In the May-June 2025 Trumpet, my article “The Fatal Flaw in Trump’s Foreign Policy” highlighted the naivety of the Trump administration’s belief that “anything can be solved with dialogue.” The president has learned nothing from the failures of dialogue to bring peace to Gaza, Ukraine and other places that are suffering conflict. He feels he just needs to get all the world leaders together in a Board of Peace to talk things out.
This is a delusional take based on a shortsighted view of world history and human nature.

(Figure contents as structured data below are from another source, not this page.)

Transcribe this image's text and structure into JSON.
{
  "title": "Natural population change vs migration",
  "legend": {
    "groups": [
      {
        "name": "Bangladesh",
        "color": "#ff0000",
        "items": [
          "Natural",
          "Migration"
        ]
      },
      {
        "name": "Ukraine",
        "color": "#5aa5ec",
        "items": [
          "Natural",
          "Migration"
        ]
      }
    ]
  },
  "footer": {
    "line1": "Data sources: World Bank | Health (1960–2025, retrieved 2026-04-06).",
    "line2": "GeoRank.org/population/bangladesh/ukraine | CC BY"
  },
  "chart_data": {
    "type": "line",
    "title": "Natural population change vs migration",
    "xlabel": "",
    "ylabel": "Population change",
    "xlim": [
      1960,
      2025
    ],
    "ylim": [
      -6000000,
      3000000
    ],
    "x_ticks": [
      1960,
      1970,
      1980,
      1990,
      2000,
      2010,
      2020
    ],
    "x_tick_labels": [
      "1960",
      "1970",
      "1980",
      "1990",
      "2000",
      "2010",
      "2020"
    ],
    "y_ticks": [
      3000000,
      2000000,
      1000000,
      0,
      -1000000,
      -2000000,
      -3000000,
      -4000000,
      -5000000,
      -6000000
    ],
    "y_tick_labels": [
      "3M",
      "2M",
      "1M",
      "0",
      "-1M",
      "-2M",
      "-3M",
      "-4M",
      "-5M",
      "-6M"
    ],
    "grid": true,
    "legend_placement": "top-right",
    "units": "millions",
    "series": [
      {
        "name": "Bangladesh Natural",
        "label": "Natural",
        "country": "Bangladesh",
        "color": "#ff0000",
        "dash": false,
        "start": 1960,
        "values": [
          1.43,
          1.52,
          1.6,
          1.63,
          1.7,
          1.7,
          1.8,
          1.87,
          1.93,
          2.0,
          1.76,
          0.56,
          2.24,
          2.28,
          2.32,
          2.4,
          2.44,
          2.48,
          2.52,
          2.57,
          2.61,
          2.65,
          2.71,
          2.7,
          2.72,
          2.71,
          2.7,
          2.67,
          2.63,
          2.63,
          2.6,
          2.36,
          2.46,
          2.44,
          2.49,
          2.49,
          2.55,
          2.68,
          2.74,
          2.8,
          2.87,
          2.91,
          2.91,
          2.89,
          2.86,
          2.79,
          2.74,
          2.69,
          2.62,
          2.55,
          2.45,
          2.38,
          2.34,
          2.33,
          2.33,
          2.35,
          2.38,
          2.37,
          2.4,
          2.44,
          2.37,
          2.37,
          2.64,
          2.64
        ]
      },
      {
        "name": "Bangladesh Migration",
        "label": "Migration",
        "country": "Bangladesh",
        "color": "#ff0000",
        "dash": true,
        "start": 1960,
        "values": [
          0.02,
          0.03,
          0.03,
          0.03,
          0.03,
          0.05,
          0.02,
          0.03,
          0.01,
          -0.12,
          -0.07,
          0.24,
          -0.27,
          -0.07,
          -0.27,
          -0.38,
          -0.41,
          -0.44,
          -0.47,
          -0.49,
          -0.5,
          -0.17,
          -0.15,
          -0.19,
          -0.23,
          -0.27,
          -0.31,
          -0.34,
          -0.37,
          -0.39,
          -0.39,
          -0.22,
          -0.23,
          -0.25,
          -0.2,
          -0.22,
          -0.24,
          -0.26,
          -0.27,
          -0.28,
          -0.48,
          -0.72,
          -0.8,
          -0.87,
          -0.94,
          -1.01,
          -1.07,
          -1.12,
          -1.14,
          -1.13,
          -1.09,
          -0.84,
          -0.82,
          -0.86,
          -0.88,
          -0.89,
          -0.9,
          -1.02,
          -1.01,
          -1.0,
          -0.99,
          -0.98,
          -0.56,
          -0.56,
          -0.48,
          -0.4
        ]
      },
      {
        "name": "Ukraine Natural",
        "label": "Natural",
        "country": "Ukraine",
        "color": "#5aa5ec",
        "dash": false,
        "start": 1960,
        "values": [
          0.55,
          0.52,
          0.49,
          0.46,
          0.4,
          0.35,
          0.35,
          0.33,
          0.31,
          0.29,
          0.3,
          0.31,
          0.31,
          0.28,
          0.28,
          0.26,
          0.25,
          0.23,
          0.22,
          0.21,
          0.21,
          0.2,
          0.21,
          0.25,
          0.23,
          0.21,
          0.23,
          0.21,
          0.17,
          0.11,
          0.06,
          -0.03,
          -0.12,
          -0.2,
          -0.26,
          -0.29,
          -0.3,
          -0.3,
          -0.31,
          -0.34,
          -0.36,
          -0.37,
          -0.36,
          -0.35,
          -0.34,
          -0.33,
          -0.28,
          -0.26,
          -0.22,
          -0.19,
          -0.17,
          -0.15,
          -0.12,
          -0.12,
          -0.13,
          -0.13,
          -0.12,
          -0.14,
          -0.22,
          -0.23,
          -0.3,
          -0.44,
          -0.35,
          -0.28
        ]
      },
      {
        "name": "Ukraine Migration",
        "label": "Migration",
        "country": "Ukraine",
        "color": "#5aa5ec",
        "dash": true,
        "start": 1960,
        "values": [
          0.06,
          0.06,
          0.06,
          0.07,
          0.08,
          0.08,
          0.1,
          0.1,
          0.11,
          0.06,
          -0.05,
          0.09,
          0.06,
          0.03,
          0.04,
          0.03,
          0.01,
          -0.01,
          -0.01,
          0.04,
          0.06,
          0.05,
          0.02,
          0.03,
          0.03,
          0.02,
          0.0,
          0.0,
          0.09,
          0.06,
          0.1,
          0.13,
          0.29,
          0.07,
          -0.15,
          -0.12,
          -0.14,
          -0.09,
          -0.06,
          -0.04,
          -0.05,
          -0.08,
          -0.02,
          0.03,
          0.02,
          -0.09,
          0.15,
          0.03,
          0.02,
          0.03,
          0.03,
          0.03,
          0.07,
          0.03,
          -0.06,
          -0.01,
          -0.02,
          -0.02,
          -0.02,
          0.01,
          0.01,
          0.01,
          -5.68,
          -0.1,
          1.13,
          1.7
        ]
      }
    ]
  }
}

President Trump keeps referring to his Board of Peace as the “greatest and most prestigious board ever assembled,” but the League of Nations, established in 1920, and the United Nations, established in 1946, were also great and prestigious boards. What makes the Board of Peace different from these international efforts? The same selfish human nature that scuttled these peace boards is still present in the Board of Peace.
The only difference between 1946 and 2026 is that the world is more dangerous now than it has ever been. There are more than 12,000 nuclear warheads on Earth today, so that is no exaggeration. Burying our heads in the sand and talking about peace will not change this fact.
Hosea prophesied that the leaders of end-time Israel (which include America, Britain and Israel) would be “like a silly, senseless dove, crying to Egypt, flying to Assyria; but as they fly, I fling my net on them, and bring them down like a bird” (Hosea 7:11-12; Moffatt). This analogy well describes America’s naïve foreign policy.
President Trump is talking about “a brighter day” and a “safer future,” but God is preparing a net for the American people if they do not heed His warning message and look to the real Prince of Peace.